You should see folders like libb/, user_side/, and requirements.txt.

2. Create a Virtual Environment

Windows:

python -m venv .venv

macOS / Linux:

python3 -m venv .venv

3. Activate the Virtual Environment

Windows (PowerShell) If activation fails due to script execution policy, run once:

Set-ExecutionPolicy -Scope CurrentUser -ExecutionPolicy RemoteSigned

Then activate:

.venv\Scripts\activate

Windows (Command Prompt alternative)

.venv\Scripts\activate.bat

macOS / Linux

source .venv/bin/activate

Verify activation:

python --version

You should see (.venv) in your shell prompt.

4. Install Dependencies

pip install --upgrade pip
pip install -r requirements.txt
pip install -e .

5. Verify Installation

python -c "import libb; print(libb.__file__)"

Expected output should point to libb/__init__.py.

6. Set Environment Variables

macOS / Linux:

export OPENAI_API_KEY="your_key_here"
export DEEPSEEK_API_KEY="your_key_here"

Windows (PowerShell):

setx OPENAI_API_KEY "your_key_here"
setx DEEPSEEK_API_KEY "your_key_here"

Restart the terminal after using setx.

7. Run an Example Workflow

python -m user_side.workflow

8. Exit the Virtual Environment

To remove the virtual environment entirely:

Linux / macOS:

rm -rf .venv

Windows:

Remove-Item -Recurse -Force .venv

Option B: Global Setup (No Virtual Environment)

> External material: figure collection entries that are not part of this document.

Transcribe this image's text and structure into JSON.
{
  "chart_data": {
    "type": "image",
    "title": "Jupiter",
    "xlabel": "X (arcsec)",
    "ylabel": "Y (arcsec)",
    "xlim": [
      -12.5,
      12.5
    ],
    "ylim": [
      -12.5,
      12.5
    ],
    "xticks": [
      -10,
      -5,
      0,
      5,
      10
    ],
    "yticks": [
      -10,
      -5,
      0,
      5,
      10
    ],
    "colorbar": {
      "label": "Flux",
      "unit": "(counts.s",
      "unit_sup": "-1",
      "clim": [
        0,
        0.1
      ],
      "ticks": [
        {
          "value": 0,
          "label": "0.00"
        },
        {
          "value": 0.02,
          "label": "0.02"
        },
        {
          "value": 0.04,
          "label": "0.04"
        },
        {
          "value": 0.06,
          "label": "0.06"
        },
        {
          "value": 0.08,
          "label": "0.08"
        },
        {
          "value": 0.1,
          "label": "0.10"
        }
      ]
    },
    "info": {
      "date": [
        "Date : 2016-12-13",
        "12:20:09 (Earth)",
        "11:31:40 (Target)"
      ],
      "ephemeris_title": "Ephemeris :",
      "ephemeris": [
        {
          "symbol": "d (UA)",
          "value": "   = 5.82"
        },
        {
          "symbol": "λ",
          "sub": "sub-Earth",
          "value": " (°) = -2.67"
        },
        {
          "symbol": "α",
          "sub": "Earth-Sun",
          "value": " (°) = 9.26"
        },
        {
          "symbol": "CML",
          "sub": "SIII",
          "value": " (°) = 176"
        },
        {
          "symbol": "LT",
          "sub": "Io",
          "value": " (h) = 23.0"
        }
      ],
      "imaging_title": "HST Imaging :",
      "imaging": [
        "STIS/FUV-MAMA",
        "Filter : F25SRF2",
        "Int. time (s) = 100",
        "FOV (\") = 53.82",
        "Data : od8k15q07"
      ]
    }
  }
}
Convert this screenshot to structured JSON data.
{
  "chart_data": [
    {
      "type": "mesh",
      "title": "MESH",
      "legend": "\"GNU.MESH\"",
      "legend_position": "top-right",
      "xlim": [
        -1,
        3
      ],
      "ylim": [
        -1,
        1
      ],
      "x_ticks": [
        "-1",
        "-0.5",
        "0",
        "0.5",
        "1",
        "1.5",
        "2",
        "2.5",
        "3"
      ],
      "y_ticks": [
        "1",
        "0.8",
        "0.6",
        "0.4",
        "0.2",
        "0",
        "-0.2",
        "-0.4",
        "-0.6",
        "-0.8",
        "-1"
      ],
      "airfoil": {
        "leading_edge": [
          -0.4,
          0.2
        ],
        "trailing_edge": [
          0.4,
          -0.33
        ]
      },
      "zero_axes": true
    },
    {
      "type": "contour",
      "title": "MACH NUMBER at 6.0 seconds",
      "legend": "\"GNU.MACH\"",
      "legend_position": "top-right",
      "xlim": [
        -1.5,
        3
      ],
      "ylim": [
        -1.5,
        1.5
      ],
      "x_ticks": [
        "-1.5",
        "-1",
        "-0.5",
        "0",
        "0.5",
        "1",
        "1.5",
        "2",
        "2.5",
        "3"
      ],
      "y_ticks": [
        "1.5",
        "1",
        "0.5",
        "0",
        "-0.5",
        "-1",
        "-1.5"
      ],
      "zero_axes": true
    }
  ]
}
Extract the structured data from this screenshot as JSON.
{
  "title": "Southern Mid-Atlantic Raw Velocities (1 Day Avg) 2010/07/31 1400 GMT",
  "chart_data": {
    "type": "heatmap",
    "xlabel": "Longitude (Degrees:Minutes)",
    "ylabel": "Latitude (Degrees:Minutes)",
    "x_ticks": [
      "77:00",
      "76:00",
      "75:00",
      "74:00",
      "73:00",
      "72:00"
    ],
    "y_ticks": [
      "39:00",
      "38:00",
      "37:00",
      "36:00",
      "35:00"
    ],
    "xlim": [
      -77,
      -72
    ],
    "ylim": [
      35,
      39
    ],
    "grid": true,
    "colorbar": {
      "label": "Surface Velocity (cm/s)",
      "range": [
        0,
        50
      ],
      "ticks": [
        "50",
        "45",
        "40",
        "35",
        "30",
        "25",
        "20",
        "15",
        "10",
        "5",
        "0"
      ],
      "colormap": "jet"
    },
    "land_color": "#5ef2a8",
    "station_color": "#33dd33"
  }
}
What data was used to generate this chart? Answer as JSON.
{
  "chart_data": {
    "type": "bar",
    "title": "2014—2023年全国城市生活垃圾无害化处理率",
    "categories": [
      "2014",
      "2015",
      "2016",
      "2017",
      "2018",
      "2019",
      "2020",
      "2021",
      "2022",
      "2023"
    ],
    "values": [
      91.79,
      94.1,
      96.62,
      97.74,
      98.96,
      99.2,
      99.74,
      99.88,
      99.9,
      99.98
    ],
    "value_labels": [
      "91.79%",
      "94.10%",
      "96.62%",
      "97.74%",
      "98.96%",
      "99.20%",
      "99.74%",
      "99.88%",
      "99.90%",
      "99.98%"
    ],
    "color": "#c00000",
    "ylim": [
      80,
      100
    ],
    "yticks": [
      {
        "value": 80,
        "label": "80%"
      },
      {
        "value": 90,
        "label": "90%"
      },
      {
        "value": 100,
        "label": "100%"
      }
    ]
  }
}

This option installs dependencies into the active Python environment. Recommended only for users comfortable managing global Python packages.

1. Clone the Repo

git clone https://github.com/LuckyOne7777/LLM-Investor-Behavior-Benchmark.git
cd LLM-Investor-Behavior-Benchmark

2. Verify Python Version

LIBB requires Python 3.10 or newer.

python --version

3. Upgrade pip

python -m pip install --upgrade pip

4. Install Dependencies Globally

pip install -r requirements.txt
pip install -e .

Verify installation:

python -c "import libb; print(libb.__file__)"

5. Set Environment Variables

Same as Option A.

6. Run an Example Workflow

python -m user_side.workflow

Optional: Uninstall

pip uninstall libb

Notes

Dependencies may remain installed if they were already present.

Windows users may encounter PowerShell execution policy restrictions.

Command Prompt can be used instead of PowerShell if preferred.

Execution scheduling and orchestration are intentionally left to the user.

Research Directions

LIBB is an exploratory research library, and its development is driven by ongoing areas of improvement rather than a fixed roadmap.

Areas of current interest include:

Deeper integration of performance analytics into the core workflow
Expansion of sentiment analytics across multiple data sources
Improved tooling for comparing runs and strategies over time
Expansion of config system to cover data source preferences and metric toggles
General design improvements for efficiency and code quality

To see the current roadmap for major features, check out: roadmap.md

These directions reflect current research interests and may evolve, change, or be abandoned as the project develops.